Tuesday, October 05, 2010

Oblecs, or, Statements That Don’t Mean What they Mean

My brother -- known to regular readers as Brother of Dean Dad -- sent me a nifty thought piece that I’d love to get my readers’ help explaining.


Recent polls have shown a terrifying amount of militant know-nothingism. The example that leaps to my mind is how the percentage of people who claim to believe that Barack Obama is a "secret Muslim" or some such crap is shockingly high. Despite this, it's hard to escape the hunch that most people who claim this don't really believe it; they're simply registering a complaint through stupid means. They want to express their discontent through every means at their disposal, and labeling him a Muslim serves as a fatuous shorthand.

Yet, it's also not hard to escape the hunch that the more such a claim is questioned or mocked, the more it will become believed, eventually ossifying into an article of faith. In short, when they first said it, they don't really mean it, but as soon as it's challenged, they believe it fully and without reservation. Only much later, when any and all pressure is removed, might it someday soften and be allowed to be doubted.

High school physics teaches fluid dynamics in part through the medium of "non-Newtonian fluids." Create a slurry of two parts cornmeal to one part water, and you have a classic dilatant. If you lower a spoon into the liquid, it sinks in. If you smack the spoon against the surface of the liquid, it instantly hardens, and the spoon bounces off. The viscosity of the fluid is dependent upon the shearing forces it faces.

There is a subset of canard that behaves similarly. When a person first creates such a canard ("Obama is not an American citizen!"), the speaker knows it is factually false. How that canard is met is key. If approached gently with questions ("Did all of the investigating bodies in the campaign miss it? Are the 1962 Honolulu newspapers with the birth announcement time-traveler-manufactured frauds?"), it can dissolve into a slurry. If attacked ("What? Are you high?"), it ossifies into an article of true faith. This certainly does not apply to all canards or all people, but I've seen it happen.

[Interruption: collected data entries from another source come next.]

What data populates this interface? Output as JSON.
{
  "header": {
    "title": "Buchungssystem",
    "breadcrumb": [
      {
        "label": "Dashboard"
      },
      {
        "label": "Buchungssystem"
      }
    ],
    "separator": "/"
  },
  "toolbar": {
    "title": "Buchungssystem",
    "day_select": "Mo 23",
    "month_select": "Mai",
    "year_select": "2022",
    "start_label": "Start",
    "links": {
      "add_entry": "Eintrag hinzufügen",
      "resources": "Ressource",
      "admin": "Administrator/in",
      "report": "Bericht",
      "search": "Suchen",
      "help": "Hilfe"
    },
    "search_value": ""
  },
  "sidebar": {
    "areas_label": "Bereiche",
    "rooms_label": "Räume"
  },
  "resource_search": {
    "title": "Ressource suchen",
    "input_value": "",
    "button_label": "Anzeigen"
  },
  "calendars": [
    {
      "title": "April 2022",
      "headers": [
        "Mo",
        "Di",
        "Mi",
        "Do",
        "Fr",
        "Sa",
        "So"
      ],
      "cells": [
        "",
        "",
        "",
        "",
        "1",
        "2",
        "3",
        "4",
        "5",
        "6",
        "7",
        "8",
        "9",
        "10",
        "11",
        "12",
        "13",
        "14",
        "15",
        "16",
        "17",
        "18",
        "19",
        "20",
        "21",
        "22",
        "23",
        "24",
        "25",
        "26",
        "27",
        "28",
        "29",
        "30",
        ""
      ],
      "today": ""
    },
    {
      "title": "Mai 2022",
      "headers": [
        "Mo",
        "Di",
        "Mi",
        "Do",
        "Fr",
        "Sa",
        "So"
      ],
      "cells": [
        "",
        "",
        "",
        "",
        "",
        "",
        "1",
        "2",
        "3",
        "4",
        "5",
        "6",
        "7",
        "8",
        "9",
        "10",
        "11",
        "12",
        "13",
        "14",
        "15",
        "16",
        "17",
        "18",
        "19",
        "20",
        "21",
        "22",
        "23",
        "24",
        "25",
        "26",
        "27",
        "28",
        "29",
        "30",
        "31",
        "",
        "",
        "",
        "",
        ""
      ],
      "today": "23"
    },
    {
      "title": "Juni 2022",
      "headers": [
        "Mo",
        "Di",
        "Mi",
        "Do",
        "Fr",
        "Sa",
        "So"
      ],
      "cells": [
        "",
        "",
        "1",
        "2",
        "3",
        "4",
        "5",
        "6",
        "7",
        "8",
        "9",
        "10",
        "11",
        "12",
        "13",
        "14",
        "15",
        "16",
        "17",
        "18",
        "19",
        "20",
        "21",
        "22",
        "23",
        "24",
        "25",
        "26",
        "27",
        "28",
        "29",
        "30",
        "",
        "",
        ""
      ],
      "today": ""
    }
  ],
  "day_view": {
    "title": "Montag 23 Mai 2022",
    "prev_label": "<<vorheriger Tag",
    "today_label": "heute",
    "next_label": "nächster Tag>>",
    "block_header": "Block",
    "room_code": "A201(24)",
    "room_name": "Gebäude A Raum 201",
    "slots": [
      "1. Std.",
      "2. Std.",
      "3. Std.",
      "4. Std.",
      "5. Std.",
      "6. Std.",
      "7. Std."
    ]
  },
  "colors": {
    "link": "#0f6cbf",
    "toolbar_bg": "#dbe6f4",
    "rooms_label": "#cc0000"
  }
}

Thus, I propose a new word for the English language. The non-Newtonian fluid used in high school physics demonstrations is commonly called "oobleck." Ideas that are deliberate falsifications that harden into articles of faith only under pressure are now "oblecs." For example, Rush Limbaugh spouts many oblecs in the course of his day. In low-pressure situations, he'll admit that a particular heap of lies is the product of him "being funny" or stretching the truth to make a point. Under any sort of pressure at all, he'll declare that every word he speaks is the pure truth. It's a sub-variety of doublethink.

To take it out of politics, kids spout out oblecs quite a bit. Wee Johnny says an obvious lie, gets called on it, and suddenly believes it to be a truth upon which he'd stake his very life. That's an everyday oblec.


First, I think his observation is spot-on; I’ve seen people hold to absurdities as a sort of badge of group identity, and then later admit the absurdity when it felt safe.

I’ve seen statements like these referred to as “dog whistles,” in that they hold meaning only to those primed to hear them. They’re a kind of secret verbal handshake, certifying members of the club. To those of us outside the club, they just sound like blowing air.

I’m not sure about the neologism itself, but the phenomenon is real and hard to capture.

Is there a more elegant phrase to describe oblecs? And has anyone out there found a reasonably effective way of dealing with them?